Sunday, 19 January 2014

The Bittersweet Life of Thomas Linley the Elder

Thomas Linley the Elder (Badminton, Gloucestershire, England, 17th January 1733 – Bath, Somerset, England, 19th November 1795)


Thomas Linley by Sir Thomas Gainsborough
Thomas Linley the Elder by Sir Thomas Gainsborough

We are back in the theatre today to meet a man who enjoyed professional successes even as his life was touched by tragedy. Conductor, composer and theatrical impresario, it is a pleasure to welcome Thomas Linley the Elder to the salon.

Linley was born into a privileged family and his early love of and talent for music was plain from an early age. Recognising that he had a natural aptitude for music, they sent the young man to study in Bath, where he eventually became a concert promoter and conductor. 

He made an excellent living as a composer and maestro in the fashionable city and married Mary Johnson, with whom he had 12 children.

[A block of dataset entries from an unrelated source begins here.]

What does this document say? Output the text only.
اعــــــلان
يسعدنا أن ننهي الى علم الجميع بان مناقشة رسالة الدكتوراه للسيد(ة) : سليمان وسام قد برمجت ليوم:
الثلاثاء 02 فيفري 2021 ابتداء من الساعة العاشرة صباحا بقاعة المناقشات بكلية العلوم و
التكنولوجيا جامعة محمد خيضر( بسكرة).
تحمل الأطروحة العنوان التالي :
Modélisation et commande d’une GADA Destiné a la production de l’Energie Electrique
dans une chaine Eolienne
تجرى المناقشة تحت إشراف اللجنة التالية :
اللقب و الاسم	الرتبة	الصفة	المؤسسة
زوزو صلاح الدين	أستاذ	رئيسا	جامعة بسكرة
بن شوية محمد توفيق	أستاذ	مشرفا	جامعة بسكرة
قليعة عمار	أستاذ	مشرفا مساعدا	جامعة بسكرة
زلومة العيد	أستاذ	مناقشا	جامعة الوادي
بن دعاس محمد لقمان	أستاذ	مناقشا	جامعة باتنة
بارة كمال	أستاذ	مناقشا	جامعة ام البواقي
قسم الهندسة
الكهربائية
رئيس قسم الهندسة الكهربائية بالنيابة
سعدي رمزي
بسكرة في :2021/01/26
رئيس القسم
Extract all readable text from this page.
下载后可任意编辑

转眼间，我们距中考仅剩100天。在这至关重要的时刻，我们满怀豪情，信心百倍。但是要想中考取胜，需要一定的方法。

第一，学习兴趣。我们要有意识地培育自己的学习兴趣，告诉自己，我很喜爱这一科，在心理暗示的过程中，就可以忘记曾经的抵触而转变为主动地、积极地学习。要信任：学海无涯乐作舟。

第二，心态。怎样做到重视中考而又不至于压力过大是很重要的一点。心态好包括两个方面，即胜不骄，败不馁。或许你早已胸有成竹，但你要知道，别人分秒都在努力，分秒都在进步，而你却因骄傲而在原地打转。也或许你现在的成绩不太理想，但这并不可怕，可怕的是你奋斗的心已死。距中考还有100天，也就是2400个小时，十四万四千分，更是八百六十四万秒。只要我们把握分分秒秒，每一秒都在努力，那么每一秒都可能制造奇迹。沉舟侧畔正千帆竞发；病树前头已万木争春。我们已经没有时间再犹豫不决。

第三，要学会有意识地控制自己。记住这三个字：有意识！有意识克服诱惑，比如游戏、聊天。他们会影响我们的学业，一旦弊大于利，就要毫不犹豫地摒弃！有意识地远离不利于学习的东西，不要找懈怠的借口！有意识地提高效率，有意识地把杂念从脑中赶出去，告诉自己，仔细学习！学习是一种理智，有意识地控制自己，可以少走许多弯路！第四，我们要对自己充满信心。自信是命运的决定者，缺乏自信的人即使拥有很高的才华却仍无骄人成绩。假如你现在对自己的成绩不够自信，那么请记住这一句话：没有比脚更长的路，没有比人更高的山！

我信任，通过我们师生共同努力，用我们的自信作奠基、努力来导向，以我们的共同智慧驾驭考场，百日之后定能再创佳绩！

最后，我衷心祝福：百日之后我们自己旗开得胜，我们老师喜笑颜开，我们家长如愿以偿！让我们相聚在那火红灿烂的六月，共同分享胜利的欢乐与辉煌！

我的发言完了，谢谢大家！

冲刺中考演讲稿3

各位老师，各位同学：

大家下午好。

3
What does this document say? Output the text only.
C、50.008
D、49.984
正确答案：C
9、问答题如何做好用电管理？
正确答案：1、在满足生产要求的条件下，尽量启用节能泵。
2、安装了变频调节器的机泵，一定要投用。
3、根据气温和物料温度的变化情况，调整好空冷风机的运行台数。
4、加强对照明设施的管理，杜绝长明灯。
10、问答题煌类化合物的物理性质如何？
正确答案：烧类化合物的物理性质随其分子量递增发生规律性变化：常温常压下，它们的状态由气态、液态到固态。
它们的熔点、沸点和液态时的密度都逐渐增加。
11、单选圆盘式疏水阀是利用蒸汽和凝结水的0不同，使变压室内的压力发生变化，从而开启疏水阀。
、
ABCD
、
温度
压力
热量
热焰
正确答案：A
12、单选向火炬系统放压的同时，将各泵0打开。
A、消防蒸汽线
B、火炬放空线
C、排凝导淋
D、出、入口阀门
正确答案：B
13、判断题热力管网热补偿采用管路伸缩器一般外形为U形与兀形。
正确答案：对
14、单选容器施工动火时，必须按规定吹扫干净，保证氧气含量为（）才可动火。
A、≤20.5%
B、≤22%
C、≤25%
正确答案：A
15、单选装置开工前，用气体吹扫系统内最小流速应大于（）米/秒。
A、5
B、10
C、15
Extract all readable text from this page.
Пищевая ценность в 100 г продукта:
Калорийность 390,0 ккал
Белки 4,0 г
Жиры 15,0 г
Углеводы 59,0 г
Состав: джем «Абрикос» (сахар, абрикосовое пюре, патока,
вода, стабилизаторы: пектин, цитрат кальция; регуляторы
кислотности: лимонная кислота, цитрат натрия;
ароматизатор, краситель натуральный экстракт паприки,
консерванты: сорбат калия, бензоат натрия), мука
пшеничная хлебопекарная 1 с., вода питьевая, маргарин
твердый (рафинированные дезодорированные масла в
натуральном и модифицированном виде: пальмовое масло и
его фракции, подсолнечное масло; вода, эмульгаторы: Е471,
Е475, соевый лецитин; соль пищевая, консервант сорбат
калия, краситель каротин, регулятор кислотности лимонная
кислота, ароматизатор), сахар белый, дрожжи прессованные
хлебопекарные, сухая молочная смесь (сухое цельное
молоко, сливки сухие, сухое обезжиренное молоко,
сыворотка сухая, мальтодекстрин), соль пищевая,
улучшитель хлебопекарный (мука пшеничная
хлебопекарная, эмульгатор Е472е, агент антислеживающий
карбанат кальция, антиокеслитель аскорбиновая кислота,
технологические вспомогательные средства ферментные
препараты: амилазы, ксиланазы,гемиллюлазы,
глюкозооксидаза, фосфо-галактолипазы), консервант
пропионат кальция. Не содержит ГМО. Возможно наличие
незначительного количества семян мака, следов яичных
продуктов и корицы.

Seven of these would go on to musical careers of their own and one daughter in particular would provide her father with opportunities for business advancement.

We have previously met the somewhat characterful Richard Brinsley Sheridan and in 1770 he cropped up in the life of Linley as suitor to the composer's 16 year old daughter daughter and operatic soprano, Elizabeth. She was a particular favourite at the concerts given by her father but was not enjoying the attentions of a rather too persistant suitor, Thomas Mathews, and it was decided that she would shelter in a French convent until Mathews could be convinced to seek amusement elsewhere. Sheridan accompanied Elizabeth to Lille but, after an unhappy start to her time in France, Linley travelled to the country to fetch her back to England. Finally, after duels and heartache, Sheridan and Elizabeth were wed in 1773.

Linley collaborated with his son-in-law theatrically, producing songs for The Duenna, premiered in 1776, and providing madrigals and musical accompaniment for other works written by Sheridan and his contemporaries. Even when the play might have been somewhat substandard, Linley's compositions saw audiences flocking to attend the theatre and he soon looked deeper into theatrical opportunities. With Sheridan and James Ford, Linley took on a half share in the management of Drury Lane Theatre and the trio would increase this to total management within two years.

However, 1778 was not to be a year of unbridled successes and tragedy struck when his 22 year old son, Thomas Linley the Younger, died in a boating accident. The younger man had been working as a composer on Drury Lane productions and the death of the enormously talented young man understandably devastated the the Linley family, as well as the company at Drury Lane. The loss of Linley echoed through the musical world and shook his father, who nevertheless enjoyed a successful career until his own death in 1795.

5 comments:

Gem Twitcher said...

...and through Princess Margaret to Lord Linley,Madame? Thank you for adding yet another few pieces of our Georgian jigsaw-of both the Theatre and of Bath

Madame Gilflurt said...

A pleasure as always, sir!

Gem Twitcher said...

..and maybe a good thing that he wasn't around to see Sheridans sad fate,and presumably that of his own daughter?

Catherine Curzon said...

Very true!

Laura Amundson said...

No, there's no connection to Viscount Linley, whose surname is Armstrong-Jones.